Gombrich shows in Art and Illusion that painters achieve the illusion of “realism” (accurate representation of visual experience) by learning techniques that take advantage of the viewer’s visual instincts, especially his need to make some familiar sense of what he sees; they don’t do it by “painting what they see” with an “innocent eye.” For subtlety of seeing, then, we might look more to a tracker (see Rezendes 1999) than to a painter. In a similar vein, Peirce remarked that the “character sketches” usually found in successful novels are not particularly subtle compared to the observations of a truly skilled reader of people.

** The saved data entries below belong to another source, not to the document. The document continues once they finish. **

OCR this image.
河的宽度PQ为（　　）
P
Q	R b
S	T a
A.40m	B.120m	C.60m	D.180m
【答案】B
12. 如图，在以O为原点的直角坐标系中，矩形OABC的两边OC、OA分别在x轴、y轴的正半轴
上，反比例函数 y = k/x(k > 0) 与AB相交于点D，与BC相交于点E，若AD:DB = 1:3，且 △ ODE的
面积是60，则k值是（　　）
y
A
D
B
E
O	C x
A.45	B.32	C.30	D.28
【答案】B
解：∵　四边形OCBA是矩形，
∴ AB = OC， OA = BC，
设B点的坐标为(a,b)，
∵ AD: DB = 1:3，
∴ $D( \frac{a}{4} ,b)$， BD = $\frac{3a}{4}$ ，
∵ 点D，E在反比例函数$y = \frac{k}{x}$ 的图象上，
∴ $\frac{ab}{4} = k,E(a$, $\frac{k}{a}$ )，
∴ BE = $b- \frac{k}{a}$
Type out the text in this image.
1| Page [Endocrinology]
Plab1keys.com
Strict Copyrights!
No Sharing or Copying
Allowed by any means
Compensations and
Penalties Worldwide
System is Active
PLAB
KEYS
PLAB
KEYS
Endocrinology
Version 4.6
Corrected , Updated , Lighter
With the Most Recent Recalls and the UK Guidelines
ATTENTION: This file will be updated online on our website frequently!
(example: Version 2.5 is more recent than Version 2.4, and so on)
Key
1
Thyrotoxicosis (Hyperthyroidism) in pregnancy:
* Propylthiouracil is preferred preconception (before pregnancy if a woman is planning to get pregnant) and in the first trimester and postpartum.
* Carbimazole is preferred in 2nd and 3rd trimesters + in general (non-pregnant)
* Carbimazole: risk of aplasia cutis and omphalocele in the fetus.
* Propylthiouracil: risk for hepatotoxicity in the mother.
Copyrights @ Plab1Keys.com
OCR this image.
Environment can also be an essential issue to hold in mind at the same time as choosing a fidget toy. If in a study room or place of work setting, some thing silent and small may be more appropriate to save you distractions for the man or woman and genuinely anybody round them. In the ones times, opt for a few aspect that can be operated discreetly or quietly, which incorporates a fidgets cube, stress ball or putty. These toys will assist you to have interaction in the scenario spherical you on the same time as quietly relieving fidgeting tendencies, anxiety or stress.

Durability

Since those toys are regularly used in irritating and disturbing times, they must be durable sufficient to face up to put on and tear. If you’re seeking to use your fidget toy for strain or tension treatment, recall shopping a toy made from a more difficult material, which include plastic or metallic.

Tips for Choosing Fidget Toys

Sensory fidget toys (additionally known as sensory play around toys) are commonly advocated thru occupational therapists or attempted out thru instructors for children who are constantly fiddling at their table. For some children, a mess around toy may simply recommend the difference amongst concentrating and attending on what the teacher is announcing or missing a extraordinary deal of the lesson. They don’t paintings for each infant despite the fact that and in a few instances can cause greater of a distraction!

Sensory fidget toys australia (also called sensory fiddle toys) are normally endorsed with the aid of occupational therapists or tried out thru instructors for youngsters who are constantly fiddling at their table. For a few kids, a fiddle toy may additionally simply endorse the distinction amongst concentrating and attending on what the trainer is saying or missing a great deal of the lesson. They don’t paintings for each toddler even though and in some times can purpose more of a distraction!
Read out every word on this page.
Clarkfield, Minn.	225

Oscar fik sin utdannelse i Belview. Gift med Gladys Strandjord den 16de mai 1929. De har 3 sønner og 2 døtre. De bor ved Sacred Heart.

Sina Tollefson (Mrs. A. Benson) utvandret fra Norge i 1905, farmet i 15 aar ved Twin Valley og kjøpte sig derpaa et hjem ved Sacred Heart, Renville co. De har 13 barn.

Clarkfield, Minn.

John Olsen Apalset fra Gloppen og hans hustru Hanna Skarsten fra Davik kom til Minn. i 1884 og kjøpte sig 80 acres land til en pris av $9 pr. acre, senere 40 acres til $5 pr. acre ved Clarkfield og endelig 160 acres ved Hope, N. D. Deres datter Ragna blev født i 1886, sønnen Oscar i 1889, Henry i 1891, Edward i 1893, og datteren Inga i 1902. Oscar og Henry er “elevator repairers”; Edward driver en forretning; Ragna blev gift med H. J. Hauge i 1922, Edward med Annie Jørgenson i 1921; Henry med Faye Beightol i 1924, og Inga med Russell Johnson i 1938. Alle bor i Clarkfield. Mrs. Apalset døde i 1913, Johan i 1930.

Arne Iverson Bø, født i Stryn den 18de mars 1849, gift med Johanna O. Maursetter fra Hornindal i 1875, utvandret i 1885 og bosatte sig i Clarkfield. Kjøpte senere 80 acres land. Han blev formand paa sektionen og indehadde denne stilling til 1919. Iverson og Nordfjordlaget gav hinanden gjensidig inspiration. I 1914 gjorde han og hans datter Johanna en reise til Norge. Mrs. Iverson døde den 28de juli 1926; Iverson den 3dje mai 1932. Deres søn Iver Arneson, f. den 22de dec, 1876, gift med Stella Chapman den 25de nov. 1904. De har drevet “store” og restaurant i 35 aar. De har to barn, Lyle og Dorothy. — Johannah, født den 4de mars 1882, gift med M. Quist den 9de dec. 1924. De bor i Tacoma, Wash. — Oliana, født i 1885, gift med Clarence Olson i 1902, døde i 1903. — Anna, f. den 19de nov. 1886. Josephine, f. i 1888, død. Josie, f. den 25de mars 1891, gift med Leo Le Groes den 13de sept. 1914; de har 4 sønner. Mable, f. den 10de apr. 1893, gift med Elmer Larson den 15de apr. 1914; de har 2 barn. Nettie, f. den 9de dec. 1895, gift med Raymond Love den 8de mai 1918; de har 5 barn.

But then it is to be remembered that the first and most genuine element of observation,—the subconscious observation,—was not the principal task of those literary artists. What they mainly had to do was to translate observations into words,—and to draw character sketches which the not too fine reader would recognize as agreeing with his own subconscious impressions.
— Peirce (RLT, 184)
The role of the reader, then, is to play along, which she can’t really do if she takes ‘too fine’ an interest in the details of the artist’s work. That would be a reader’s error comparable to the error of premature precision in dialogic. In both cases, these are errors because the ‘subconscious element of observation,’ as Peirce called it, is far ‘finer’ than the crude models consciously made.
That subconscious element of observation is, I am strongly inclined to think, the very most important of all the constituents of practical reasoning. The other part of observation consists in moulding in the upper consciousness a more or less skeletonized idea until it is felt to respond to [the] object of observation. This last element is quite indispensable if one is trying to form a theory of the object in hand, or even to describe it in words; but it goes a long way toward breaking down, denying, and pooh-poohing away, all the fineness of the subconscious observation. It is, therefore, a great art to be able to suppress it and put it into its proper place in cases where it attempts impertinent intermeddling. Do not allow yourself to be imposed upon by the egotism and conceit of the upper consciousness.
— Peirce (RLT, 182-3)
Perhaps ‘the fineness of the subconscious observation’ is the ‘implicit intricacy’ of which Gendlin speaks. This may not be a way out of the ego tunnel, but it can bring some light into it.